A micro-macro confined compressive fatigue creep failure model in brittle solids

Fatigue properties under cyclic static compressive loading and unloading (i.e., compressive fatigue/cyclic creep properties) have an important meaning for evaluation of lifetime in brittle solids containing numerous microcracks. The total deformation during cyclic static compression consists of time-independent elastic, time-dependent viscoelastic, time-dependent viscoplastic and time-independent plastic deformations. Henceforth, the viscoplastic and plastic deformations will be collectively referred to as plastic deformation in this article. Past publications have already established that the plastic deformation dominates the lifetime of brittle solids. Furthermore, the rebound of elastic and viscoelastic deformations at static unloading has been widely studied. However, the rebound of plastic deformation at static unloading under constant lateral confining pressure and the total time-dependent deformation during cyclic static compressive failure are both rarely studied in theory. Noteworthy publications have already reported that the rebound of plastic deformation has a great significance for cyclic static compressive failure, and microcrack variable influences seriously plastic mechanical properties of brittle solids. Unfortunately, the theoretical relationship between plastic deformation rebound and microcrack variable in brittle solids during a cyclic static compressive failure is rarely established.

To address this, Professor Xiaozhao Li, Professor Chengzhi Qi and Dr. Pengchong Zhang from the Beijing University of Civil Engineering and Architecture developed a new analytical model of cyclic fatigue creep failure in brittle solids. Specifically, their goal was to find an analytical solution by coupling the confined cyclic static loading and unloading path, the HookeKelvin viscoelastic model and the formulated micro-macro model, which explains the total time-dependent visco-elastic-plastic deformation caused by microcracks variable during cyclic static compressive failure. Their work is currently published in the research journal, International Journal of Fatigue.

In their work, the researchers adopted the aforementioned analytical model and used it to study the effects of the residual static axial stress after unloading and confining pressure on cyclic creep failure. In addition, the researchers probed the irreversible elastic and viscoelastic deformations caused by residual static stress after unloading. Overall, they aspired to establish the relationship between the rebound of plastic deformation and microcrack recovery.

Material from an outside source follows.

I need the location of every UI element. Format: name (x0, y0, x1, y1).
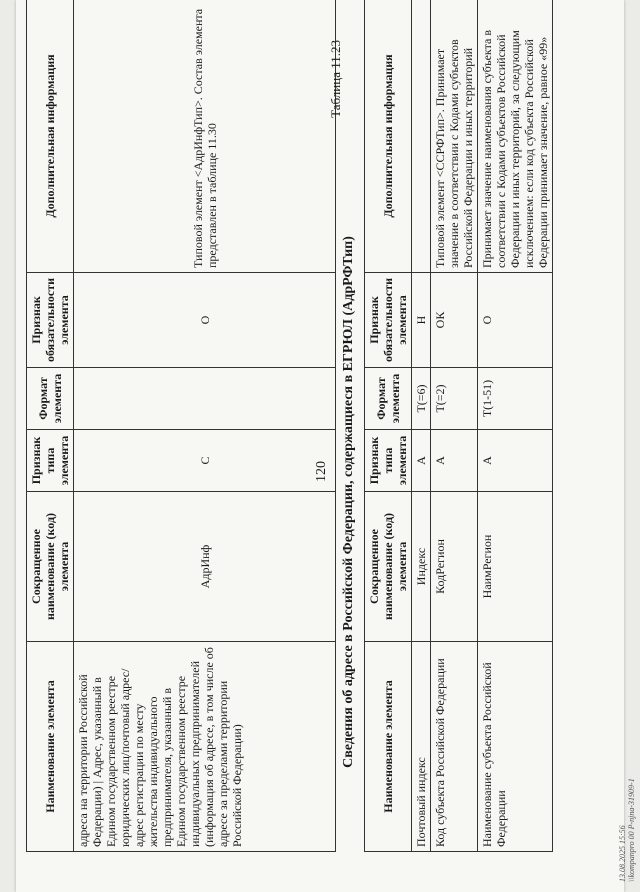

The authors reported an interesting rebound phenomenon of plastic deformation induced by microcrack recovery. Moreover, a critical value of axial stress causing a rebound of plastic deformation was also reported. The researchers proceeded to explain the total visco-elastic-plastic deformation relating to the microcrack variable.

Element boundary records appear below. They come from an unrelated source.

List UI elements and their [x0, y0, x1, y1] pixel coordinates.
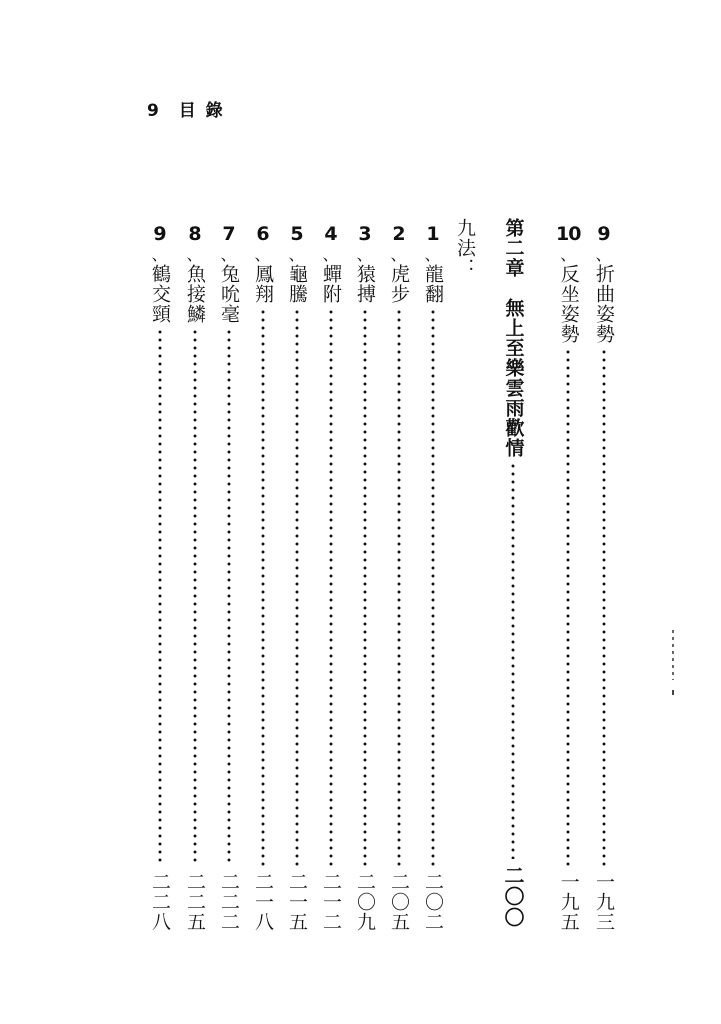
dot-leader — [566, 348, 570, 866]
entry-separator: 、 — [186, 245, 203, 264]
dot-leader — [397, 308, 401, 866]
dot-leader — [227, 328, 231, 866]
entry-number: 8 — [188, 223, 201, 245]
section-title: 九法： — [454, 218, 476, 278]
entry-title: 猿搏 — [354, 264, 376, 304]
entry-title: 折曲姿勢 — [593, 264, 615, 344]
entry-page: 二〇五 — [388, 872, 410, 932]
entry-number: 7 — [222, 223, 235, 245]
toc-entry — [594, 222, 613, 932]
toc-entry — [253, 222, 272, 932]
entry-title: 龍翻 — [422, 264, 444, 304]
entry-number: 9 — [153, 223, 166, 245]
entry-separator: 、 — [288, 245, 305, 264]
entry-title: 鳳翔 — [252, 264, 274, 304]
page-number: 9 — [147, 101, 161, 121]
entry-number: 2 — [392, 223, 405, 245]
toc-entry — [355, 222, 374, 932]
dot-leader — [363, 308, 367, 866]
toc-entry — [287, 222, 306, 932]
entry-page: 一九五 — [557, 872, 580, 932]
entry-title: 兔吮毫 — [218, 264, 240, 324]
entry-separator: 、 — [254, 245, 271, 264]
entry-title: 虎步 — [388, 264, 410, 304]
page-header — [147, 96, 235, 121]
entry-page: 二一五 — [286, 872, 308, 932]
scan-artifact — [672, 690, 674, 695]
entry-separator: 、 — [424, 245, 441, 264]
entry-title: 魚接鱗 — [184, 264, 206, 324]
entry-page: 二二二 — [218, 872, 240, 932]
entry-number: 6 — [256, 223, 269, 245]
entry-number: 9 — [597, 223, 610, 245]
entry-page: 二〇九 — [354, 872, 376, 932]
toc-chapter-entry — [503, 218, 523, 928]
entry-separator: 、 — [220, 245, 237, 264]
entry-title: 蟬附 — [320, 264, 342, 304]
dot-leader — [261, 308, 265, 866]
page-title: 目 錄 — [178, 101, 225, 121]
entry-separator: 、 — [560, 245, 577, 264]
entry-page: 二〇二 — [422, 872, 444, 932]
entry-page: 一九三 — [593, 872, 615, 932]
dot-leader — [295, 308, 299, 866]
entry-number: 10 — [556, 223, 581, 245]
scan-artifact — [672, 630, 674, 680]
entry-separator: 、 — [322, 245, 339, 264]
entry-separator: 、 — [595, 245, 612, 264]
chapter-title: 第二章 無上至樂雲雨歡情 — [502, 218, 525, 458]
entry-page: 二一八 — [252, 872, 274, 932]
dot-leader — [511, 462, 515, 859]
entry-page: 二二五 — [184, 872, 206, 932]
dot-leader — [602, 348, 606, 866]
entry-number: 3 — [358, 223, 371, 245]
entry-number: 5 — [290, 223, 303, 245]
dot-leader — [158, 328, 162, 866]
toc-entry — [185, 222, 204, 932]
entry-separator: 、 — [390, 245, 407, 264]
entry-separator: 、 — [151, 245, 168, 264]
entry-page: 二一二 — [320, 872, 342, 932]
toc-section-label — [455, 218, 474, 928]
dot-leader — [329, 308, 333, 866]
entry-title: 反坐姿勢 — [557, 264, 580, 344]
toc-entry — [219, 222, 238, 932]
dot-leader — [193, 328, 197, 866]
toc-entry — [556, 222, 580, 932]
entry-number: 4 — [324, 223, 337, 245]
entry-number: 1 — [426, 223, 439, 245]
entry-title: 鶴交頸 — [149, 264, 171, 324]
toc-entry — [423, 222, 442, 932]
toc-entry — [150, 222, 169, 932]
entry-title: 龜騰 — [286, 264, 308, 304]
entry-page: 二〇〇 — [501, 865, 525, 928]
dot-leader — [431, 308, 435, 866]
toc-entry — [321, 222, 340, 932]
entry-separator: 、 — [356, 245, 373, 264]
toc-entry — [389, 222, 408, 932]
entry-page: 二二八 — [149, 872, 171, 932]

In summary, the study demonstrated an analytical confined fatigue creep failure model in brittle solids containing numerous microcracks. The presented technique was based on the confined cyclic static loading and unloading path, the Hooke-Kelvin viscoelastic model, and the micro-macro mechanical model as proposed in an earlier study. Remarkably, using the proposed technique, a dramatic plastic rebound phenomenon induced by microcrack recovery was demonstrated. In a statement to Advances in Engineering, Professor Xiaozhao Li pointed out that the presented results of the rebound phenomenon will provide important help for evaluating the fatigue creep lifetime of brittle solids in engineering.